LLaMa.CPP
Health Check
The Health API allows you to verify whether the Llama.cpp server is reachable and operational. This is particularly useful for monitoring or troubleshooting purposes, ensuring that your application can interact with the server before making further requests (e.g., completions, embeddings, etc.).
Tip
Incorporate health checks into your deployment pipeline or monitoring system to proactively detect issues with the Llama.cpp server.
Example: Health Check
PHP Code
use Partitech\PhpMistral\Clients\LlamaCpp\LlamaCppClient;
use Partitech\PhpMistral\MistralClientException;
$llamacppUrl = getenv('LLAMACPP_URL');
$llamacppApiKey = getenv('LLAMACPP_API_KEY');
$client = new LlamaCppClient(apiKey: $llamacppApiKey, url: $llamacppUrl);
try {
// Perform the health check (returns a boolean)
$isHealthy = $client->health();
// Display the result
print_r($isHealthy);
} catch (MistralClientException $e) {
echo $e->getMessage();
}
Example Output
1
- 1 (true): The server is healthy and responding correctly.
- (false): The server is unreachable or unhealthy.
Warning
A
false
result indicates that the server is either not running, misconfigured, or unreachable (e.g., network issues, incorrect URL or port).
Use Cases
- Startup checks: Ensure the Llama.cpp server is running before launching an application.
- Health monitoring: Integrate with monitoring tools (e.g., Prometheus, Grafana) for real-time server status.
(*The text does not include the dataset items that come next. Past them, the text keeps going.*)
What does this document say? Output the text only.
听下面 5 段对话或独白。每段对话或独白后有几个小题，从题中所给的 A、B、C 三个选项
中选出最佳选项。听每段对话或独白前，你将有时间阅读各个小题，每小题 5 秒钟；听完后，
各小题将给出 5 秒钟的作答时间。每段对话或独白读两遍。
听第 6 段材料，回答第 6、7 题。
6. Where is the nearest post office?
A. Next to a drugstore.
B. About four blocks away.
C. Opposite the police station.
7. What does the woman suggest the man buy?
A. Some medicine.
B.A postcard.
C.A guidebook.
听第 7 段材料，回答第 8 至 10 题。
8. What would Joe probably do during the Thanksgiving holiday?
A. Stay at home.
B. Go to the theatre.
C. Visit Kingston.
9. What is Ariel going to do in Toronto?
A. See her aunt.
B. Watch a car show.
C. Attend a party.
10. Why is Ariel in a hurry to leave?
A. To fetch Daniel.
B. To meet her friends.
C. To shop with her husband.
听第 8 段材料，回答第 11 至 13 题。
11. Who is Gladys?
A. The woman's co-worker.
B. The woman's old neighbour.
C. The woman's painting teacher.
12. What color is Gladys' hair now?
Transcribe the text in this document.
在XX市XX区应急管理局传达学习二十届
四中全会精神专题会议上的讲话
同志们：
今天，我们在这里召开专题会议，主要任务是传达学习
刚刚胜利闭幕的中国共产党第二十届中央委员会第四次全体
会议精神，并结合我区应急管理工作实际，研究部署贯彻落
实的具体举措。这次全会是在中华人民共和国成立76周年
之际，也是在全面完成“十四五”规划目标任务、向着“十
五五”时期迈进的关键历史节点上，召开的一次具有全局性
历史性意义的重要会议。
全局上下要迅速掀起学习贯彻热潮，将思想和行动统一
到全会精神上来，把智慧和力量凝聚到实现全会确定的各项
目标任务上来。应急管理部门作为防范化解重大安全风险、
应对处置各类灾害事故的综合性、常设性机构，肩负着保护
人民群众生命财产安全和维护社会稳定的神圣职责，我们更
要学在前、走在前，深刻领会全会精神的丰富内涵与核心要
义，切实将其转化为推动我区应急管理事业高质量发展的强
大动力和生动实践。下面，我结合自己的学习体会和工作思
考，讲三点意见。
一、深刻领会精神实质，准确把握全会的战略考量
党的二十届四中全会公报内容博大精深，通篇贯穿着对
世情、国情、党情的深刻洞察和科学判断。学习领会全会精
- Error handling: Avoid sending inference requests when the server is down, and notify administrators proactively.
Error Handling
If the server is unreachable or there is an internal error during the check, the method will throw a MistralClientException
. Always wrap health checks in a try-catch
block to handle such situations gracefully.
try {
$isHealthy = $client->health();
} catch (MistralClientException $e) {
// Log or notify about the server issue
echo 'Health check failed: ' . $e->getMessage();
}
Note
This health check performs a lightweight status query and does not validate model readiness (e.g., whether a model is loaded). Use this method for basic server availability checks.